In one of my very first posts here on HA, way back before pretty much anyone was reading me, I called out bowling alley operators for their ridiculous claims in support of Tim Eyman’s Initiative 892, which would have put tens of thousands of slot machines in bars, restaurants and bowling alleys, scattered throughout nearly every community in the state.
Support from bowling alleys comprised the heart of Eyman’s claim that his was a battle for equal treatment for mom-and-pop businesses versus a powerful “tribal monopoly,” and throughout the campaign a handful of bowling alley owners routinely made the rounds of talk radio and editorial boards, arguing just that point. I wasn’t convinced.
I remember one particular phone call from a woman who pleaded for slot machines on behalf of the bowling alley that had been in her family for three generations. She claimed she just couldn’t compete against the tribal casinos anymore, and if I-892 didn’t pass, she would probably shutter the family business.
Now, at the risk of sounding unsympathetic, I’d like to impart a bit of wisdom from one small businessperson to another:
YOU’RE RUNNING A FUCKING BOWLING ALLEY!!!
And perhaps, instead of trying to compete with the tribal casinos, you should spend a little time and effort promoting… gee, I don’t know… bowling?!
Saying that bowling alleys need slot machines to compete with tribal casinos is like saying Chuck E. Cheese’s needs a liquor license and strippers to compete with the Deja Vu.
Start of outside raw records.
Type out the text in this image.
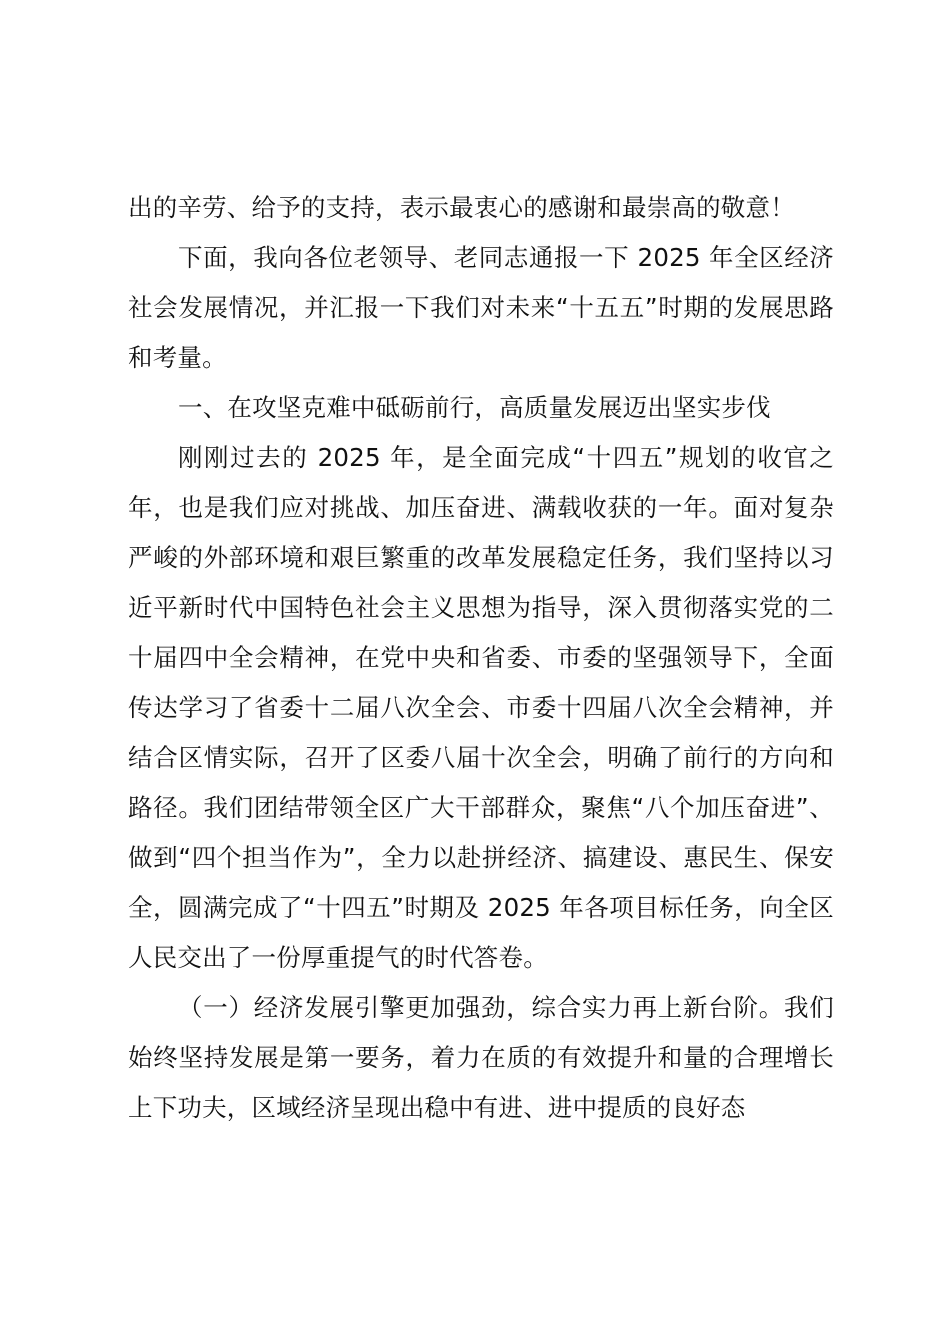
出的辛劳、给予的支持，表示最衷心的感谢和最崇高的敬意！

下面，我向各位老领导、老同志通报一下 2025 年全区经济社会发展情况，并汇报一下我们对未来“十五五”时期的发展思路和考量。

一、在攻坚克难中砥砺前行，高质量发展迈出坚实步伐

刚刚过去的 2025 年，是全面完成“十四五”规划的收官之年，也是我们应对挑战、加压奋进、满载收获的一年。面对复杂严峻的外部环境和艰巨繁重的改革发展稳定任务，我们坚持以习近平新时代中国特色社会主义思想为指导，深入贯彻落实党的二十届四中全会精神，在党中央和省委、市委的坚强领导下，全面传达学习了省委十二届八次全会、市委十四届八次全会精神，并结合区情实际，召开了区委八届十次全会，明确了前行的方向和路径。我们团结带领全区广大干部群众，聚焦“八个加压奋进”、做到“四个担当作为”，全力以赴拼经济、搞建设、惠民生、保安全，圆满完成了“十四五”时期及 2025 年各项目标任务，向全区人民交出了一份厚重提气的时代答卷。

（一）经济发展引擎更加强劲，综合实力再上新台阶。我们始终坚持发展是第一要务，着力在质的有效提升和量的合理增长上下功夫，区域经济呈现出稳中有进、进中提质的良好态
The point is, if you can’t make ends meet enticing people to chuck balls at pins, then perhaps you’re in the wrong business. Or sadly, perhaps bowling just isn’t a viable industry anymore.
Well, apparently bowling still is a viable industry, with a brand new Lucky Strike Lanes set to open one floor below a trendy billiards parlor in downtown Bellevue.
Sure, it’s not the beer stained, smoke filled “family” bowling alley of my youth, but then, I don’t remember slot machines vying for space with the Charlie’s Angels pinball machine either. And surprise: all it took to compete for entertainment dollars was some good, old fashioned innovation.
Hmm. Bowling alley owners capturing new business by catering to bowlers? Who’d a thunk?